Laser Beam Parameters Calculator
Compute key Gaussian laser beam properties — Rayleigh range, half-angle divergence, or beam radius at any distance from the waist. Essential for laser system design, focusing optics, and beam alignment tasks.
About this calculator
A Gaussian beam is characterised by its waist radius w₀, the point of tightest focus. The Rayleigh range z_R = π·w₀²/λ defines the distance over which the beam area doubles. Beyond z_R the beam diverges with half-angle θ = λ/(π·w₀). At any distance z from the waist the beam radius is w(z) = w₀·√(1 + (z/z_R)²). Wavelength λ must be in consistent units with w₀. These equations assume an ideal M² = 1 beam; real beams use M²·λ in place of λ. Understanding these parameters is critical for fibre coupling, laser machining spot size, and microscopy resolution.
How to use
Example: Laser wavelength λ = 532 nm = 5.32 × 10⁻⁷ m, beam waist w₀ = 1 mm = 0.001 m, distance z = 500 mm = 0.5 m. Step 1: z_R = π × (0.001)² / (5.32×10⁻⁷) ≈ 5.91 m. Step 2: w(z) = 0.001 × √(1 + (0.5/5.91)²) = 0.001 × √(1.00716) ≈ 1.00357 mm. The beam has expanded by only ~3.6 µm at 500 mm because z ≪ z_R. To find divergence: θ = 5.32×10⁻⁷/(π×0.001) ≈ 0.1693 mrad.

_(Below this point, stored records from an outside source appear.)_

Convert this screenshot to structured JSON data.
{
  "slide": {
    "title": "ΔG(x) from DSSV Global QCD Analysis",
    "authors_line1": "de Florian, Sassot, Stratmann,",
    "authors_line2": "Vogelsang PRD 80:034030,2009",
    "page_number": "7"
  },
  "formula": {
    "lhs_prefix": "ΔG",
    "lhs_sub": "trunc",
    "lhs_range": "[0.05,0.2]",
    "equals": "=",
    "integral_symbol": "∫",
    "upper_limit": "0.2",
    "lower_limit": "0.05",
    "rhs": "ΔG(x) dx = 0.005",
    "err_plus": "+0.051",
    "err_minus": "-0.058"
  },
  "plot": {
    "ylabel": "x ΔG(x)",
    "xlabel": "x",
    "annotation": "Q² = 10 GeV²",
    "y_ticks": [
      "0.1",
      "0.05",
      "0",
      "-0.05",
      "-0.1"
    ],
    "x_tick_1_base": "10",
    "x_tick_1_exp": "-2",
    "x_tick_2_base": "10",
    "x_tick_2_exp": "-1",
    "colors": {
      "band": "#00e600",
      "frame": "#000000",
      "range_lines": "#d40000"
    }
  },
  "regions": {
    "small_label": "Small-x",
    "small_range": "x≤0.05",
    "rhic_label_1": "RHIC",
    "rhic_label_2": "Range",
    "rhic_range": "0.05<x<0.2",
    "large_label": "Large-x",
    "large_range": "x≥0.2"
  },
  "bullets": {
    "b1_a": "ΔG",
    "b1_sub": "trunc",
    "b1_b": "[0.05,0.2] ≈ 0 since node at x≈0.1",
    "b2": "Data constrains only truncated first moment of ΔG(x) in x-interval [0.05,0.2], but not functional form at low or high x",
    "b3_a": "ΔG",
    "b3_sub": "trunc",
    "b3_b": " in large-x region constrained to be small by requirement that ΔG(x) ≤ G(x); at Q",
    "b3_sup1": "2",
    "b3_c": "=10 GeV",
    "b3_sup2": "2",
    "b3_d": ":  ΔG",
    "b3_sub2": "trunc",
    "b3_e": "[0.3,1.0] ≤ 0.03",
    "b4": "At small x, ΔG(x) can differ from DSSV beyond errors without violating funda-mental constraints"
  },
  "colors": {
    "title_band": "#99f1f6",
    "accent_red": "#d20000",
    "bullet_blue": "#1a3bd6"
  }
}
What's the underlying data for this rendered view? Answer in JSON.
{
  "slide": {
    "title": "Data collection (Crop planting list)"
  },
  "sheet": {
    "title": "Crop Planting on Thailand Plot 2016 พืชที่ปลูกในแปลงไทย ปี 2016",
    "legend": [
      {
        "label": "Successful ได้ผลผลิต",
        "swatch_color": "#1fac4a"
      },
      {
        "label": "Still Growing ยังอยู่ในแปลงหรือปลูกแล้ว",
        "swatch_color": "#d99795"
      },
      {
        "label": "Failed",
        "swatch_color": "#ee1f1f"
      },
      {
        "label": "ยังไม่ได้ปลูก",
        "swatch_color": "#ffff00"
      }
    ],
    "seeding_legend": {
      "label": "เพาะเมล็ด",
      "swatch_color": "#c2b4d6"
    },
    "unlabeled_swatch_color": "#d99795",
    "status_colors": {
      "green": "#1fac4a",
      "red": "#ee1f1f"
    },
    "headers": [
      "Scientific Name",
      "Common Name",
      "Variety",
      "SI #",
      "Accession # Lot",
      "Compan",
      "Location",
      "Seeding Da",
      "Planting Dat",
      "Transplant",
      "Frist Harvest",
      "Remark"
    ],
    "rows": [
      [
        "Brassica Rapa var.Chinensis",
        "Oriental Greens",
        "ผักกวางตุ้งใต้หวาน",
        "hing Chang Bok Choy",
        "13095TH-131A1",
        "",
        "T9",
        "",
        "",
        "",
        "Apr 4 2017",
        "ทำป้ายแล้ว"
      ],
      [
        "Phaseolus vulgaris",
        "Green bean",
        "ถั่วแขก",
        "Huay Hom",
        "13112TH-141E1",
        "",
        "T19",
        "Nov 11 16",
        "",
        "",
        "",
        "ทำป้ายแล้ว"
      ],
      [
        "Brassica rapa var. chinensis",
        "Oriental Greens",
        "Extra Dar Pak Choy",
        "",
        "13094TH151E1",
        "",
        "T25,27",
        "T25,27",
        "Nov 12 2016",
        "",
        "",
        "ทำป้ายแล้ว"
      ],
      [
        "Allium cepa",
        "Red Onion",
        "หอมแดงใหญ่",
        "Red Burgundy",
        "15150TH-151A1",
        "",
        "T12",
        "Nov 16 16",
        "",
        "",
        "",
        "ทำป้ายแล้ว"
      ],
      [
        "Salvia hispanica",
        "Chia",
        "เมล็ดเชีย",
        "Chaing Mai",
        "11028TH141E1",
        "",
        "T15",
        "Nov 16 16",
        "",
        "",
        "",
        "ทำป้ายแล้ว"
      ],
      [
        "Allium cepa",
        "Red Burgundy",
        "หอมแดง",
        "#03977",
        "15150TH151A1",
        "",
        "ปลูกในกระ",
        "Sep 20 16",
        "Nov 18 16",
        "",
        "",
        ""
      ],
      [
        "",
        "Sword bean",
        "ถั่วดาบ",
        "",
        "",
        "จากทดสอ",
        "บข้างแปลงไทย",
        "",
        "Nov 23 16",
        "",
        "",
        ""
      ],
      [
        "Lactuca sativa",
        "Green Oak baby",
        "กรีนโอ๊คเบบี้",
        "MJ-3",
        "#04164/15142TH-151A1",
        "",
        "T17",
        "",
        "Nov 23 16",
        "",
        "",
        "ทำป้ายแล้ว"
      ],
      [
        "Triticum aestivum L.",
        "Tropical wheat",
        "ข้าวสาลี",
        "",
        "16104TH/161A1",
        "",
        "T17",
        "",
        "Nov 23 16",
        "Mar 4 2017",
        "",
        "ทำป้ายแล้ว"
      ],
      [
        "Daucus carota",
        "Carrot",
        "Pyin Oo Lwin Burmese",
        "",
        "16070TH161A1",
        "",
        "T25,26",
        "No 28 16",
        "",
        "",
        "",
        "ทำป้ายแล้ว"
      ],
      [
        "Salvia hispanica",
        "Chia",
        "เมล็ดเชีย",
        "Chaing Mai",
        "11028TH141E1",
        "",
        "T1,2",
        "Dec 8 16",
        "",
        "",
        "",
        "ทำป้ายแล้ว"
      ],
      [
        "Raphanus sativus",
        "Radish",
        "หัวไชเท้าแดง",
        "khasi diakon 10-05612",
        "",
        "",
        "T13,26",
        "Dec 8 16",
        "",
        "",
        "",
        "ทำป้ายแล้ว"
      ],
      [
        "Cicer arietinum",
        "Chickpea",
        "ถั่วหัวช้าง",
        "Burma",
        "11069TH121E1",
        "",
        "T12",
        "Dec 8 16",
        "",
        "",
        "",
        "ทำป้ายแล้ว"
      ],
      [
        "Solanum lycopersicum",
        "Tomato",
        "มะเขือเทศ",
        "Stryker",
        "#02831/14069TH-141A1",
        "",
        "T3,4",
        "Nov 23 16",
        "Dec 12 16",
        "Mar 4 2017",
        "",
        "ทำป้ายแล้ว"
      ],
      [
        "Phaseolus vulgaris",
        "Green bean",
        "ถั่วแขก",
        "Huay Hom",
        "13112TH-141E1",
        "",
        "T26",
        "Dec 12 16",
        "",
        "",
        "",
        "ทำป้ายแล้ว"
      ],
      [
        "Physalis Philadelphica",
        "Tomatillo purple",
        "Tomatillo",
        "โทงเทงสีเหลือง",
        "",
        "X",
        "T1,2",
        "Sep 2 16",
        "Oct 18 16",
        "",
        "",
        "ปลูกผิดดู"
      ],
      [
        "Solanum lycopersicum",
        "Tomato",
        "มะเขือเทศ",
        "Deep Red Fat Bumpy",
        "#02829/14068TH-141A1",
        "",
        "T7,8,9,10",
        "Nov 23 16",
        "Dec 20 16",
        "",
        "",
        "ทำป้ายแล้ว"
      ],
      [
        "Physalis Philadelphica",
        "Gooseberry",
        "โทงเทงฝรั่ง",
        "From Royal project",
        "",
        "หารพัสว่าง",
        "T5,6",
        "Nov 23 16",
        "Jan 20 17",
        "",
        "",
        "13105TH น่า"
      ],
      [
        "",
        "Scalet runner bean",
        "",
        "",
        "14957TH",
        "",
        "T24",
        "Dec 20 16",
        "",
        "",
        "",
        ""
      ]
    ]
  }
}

Frequently asked questions
What is the Rayleigh range of a laser beam and how is it used?
The Rayleigh range z_R = π·w₀²/λ is the distance from the beam waist at which the beam radius has grown by a factor of √2 and the beam area has doubled. It defines the depth of focus of the laser. Within one Rayleigh range on either side of the waist the beam is considered approximately collimated. Engineers use it to determine how far a focused laser can travel before it expands significantly, which is crucial for cutting, welding, and communications.
How does beam waist radius affect laser divergence angle?
Divergence θ = λ/(π·w₀) is inversely proportional to the waist radius. A tighter focus (smaller w₀) produces greater divergence, while a large collimated beam diverges very slowly. This is the diffraction limit in action: you cannot simultaneously have a very small spot and a very narrow divergence. In practice, this trade-off governs the design of beam expanders and focusing objectives for laser systems.
What does the M² beam quality factor mean for real laser beams?
M² (M-squared) quantifies how close a real beam is to the ideal Gaussian TEM₀₀ mode, which has M² = 1. A beam with M² = 2 diverges twice as fast as an ideal Gaussian and cannot be focused to as small a spot. Real diode lasers often have M² between 1.1 and 3, while multimode fibres can exceed 10. When using the beam radius formula, substitute M²·λ for λ to correctly predict beam size at any propagation distance.